Space plans boost Nigeria’s science budget
The amount is the highest allocation ever for the ministry, and represents a 6-fold increase over its budget for science and technology for the current financial year.
Although full details of the budget allocation are yet to be revealed, sources confirm that a substantial proportion is intended to finance the country’s projected space activities, which will include in particular an emphasis on space-based telecommunications and earth monitoring.
The additional spending is in line with a promise made by President Olusegun Obasanjo last July, at the time of the launch of the space programme (see Nigeria answers critics of space plans , 15 October 2001), that the programme would receive 3 billion naira of government funding each year for the next three years.
The science and technology minister, Turner Isoun, was unavailable last week to comment on the unprecedented increase in his ministry’s budget as he was on an official visit to China.
His press spokesman, Clement Egbeama, said that the increase reflected the fact that Obasanjo had been impressed with Isoun’s achievements since being appointed minister, and had personally been excited by the plans for the space programme drawn up by Isoun.
“The minister is blazing a trail in the country’s bid to launch itself into a new world order in the community of nations,” says Egbeama. Mohamed Hassan, director of the Third World Academy of Sciences, and president of the African Academy of Sciences, described the new budget as “a very significant move”.
The budget increase is the latest in a series of moves by Obasanjo that are intended to help achieve a goal that he described earlier this year as transforming Nigeria’s economy “from a primarily natural resource one to a more diversified and knowledge-based one”.
The ultimate goal of the government, Obasanjo said in a speech delivered by Isoun on his behalf at the opening of a new computer science laboratory in Ibadan, was to make science and technology “the engine of socio-economic growth and national development”.

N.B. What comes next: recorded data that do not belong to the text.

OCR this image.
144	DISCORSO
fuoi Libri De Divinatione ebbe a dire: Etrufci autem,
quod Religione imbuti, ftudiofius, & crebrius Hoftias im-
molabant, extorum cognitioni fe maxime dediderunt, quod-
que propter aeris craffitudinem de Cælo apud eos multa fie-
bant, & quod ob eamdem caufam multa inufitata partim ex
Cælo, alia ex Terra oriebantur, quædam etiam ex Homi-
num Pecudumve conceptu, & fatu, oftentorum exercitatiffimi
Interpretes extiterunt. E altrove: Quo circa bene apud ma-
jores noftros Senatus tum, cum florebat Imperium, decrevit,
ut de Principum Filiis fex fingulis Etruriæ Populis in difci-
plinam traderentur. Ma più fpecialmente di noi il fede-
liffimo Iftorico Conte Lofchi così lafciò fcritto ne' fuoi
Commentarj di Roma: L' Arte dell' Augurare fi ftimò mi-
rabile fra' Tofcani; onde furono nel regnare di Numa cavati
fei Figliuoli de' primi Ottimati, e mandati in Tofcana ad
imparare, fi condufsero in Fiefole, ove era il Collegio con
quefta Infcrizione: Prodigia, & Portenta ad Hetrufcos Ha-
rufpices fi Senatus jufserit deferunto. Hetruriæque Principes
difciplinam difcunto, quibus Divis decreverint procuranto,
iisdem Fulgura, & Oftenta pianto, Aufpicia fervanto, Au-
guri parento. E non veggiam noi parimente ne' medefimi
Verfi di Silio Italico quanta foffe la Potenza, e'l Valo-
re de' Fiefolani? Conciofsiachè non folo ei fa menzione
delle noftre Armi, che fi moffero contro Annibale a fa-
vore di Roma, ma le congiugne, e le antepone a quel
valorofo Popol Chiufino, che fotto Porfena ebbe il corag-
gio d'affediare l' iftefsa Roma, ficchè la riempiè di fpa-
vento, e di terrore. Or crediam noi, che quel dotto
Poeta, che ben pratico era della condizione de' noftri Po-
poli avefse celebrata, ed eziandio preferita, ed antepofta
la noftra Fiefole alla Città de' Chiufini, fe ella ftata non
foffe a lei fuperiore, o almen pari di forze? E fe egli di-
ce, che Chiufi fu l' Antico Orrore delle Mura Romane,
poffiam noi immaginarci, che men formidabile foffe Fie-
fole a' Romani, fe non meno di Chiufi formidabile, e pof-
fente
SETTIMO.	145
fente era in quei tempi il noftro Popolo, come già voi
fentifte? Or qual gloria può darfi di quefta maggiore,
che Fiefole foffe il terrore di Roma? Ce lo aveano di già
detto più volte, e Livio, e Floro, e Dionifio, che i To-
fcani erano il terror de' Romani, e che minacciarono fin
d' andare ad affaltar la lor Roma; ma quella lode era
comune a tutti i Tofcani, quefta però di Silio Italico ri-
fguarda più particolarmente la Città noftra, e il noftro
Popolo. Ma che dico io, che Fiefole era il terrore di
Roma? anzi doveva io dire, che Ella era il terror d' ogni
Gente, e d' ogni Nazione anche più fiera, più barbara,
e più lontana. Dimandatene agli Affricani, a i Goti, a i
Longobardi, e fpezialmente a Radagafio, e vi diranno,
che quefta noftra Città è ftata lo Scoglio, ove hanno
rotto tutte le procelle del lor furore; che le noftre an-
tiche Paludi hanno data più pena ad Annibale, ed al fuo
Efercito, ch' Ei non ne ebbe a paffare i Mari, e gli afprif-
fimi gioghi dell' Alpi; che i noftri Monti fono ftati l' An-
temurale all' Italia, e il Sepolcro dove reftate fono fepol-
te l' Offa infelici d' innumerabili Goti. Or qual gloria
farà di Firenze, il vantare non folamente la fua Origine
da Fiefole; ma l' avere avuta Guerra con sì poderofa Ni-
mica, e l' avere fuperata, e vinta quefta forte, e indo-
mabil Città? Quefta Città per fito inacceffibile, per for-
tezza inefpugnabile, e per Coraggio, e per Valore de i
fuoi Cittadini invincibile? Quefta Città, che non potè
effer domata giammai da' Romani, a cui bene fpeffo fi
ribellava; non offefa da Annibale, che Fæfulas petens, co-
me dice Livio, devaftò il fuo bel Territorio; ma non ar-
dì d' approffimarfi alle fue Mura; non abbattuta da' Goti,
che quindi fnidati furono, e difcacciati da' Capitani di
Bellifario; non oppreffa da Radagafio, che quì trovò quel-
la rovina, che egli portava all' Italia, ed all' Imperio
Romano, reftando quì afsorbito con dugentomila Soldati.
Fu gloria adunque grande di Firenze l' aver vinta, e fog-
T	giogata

As part of this strategy, Obasanjo recently set up an inter-ministerial committee to oversee the activities of the science and technology ministry, with a particular emphasis on the space programme. The committee will report directly to the president.
The creation of the inter-ministerial committee has come shortly after the opening in Abuja by Isoun at the beginning of November of a 500 million naira satellite technology development centre. At this event, Isoun said that satellite technology could transform a number of important areas of the economy, including agriculture, health, education and commerce.
Isoun revealed that the Nigerian government had last year signed an agreement with Surrey Satellite Technology Limited to design, manufacture and launch a low earth orbit micro-satellite for earth observation. A team of Nigerian engineers and scientists is to visit the UK-based space company as part of the collaborative programme.
Space technology is not the only field of science and technology that the government hopes will be boosted by the budget increase. Other priorities, according to recent statements by Obasanjo, including the promotion of biotechnology - particularly in its application to improving food supplies - and information and communication technologies (ICTs).
But whether the government will be able to meet its budget promises is a separate issue. General economic problems mean that the country’s revenue is expected to fall by 30 per cent in 2002.
In addition, the 2002 budget was based on a price of at least $18 for a barrel of oil, the product on which Nigeria’s economy is almost entirely based. Given recent trends in the global economy, many feel that it could fall significantly below this, potentially creating severe problems for the government in meeting its budget promises.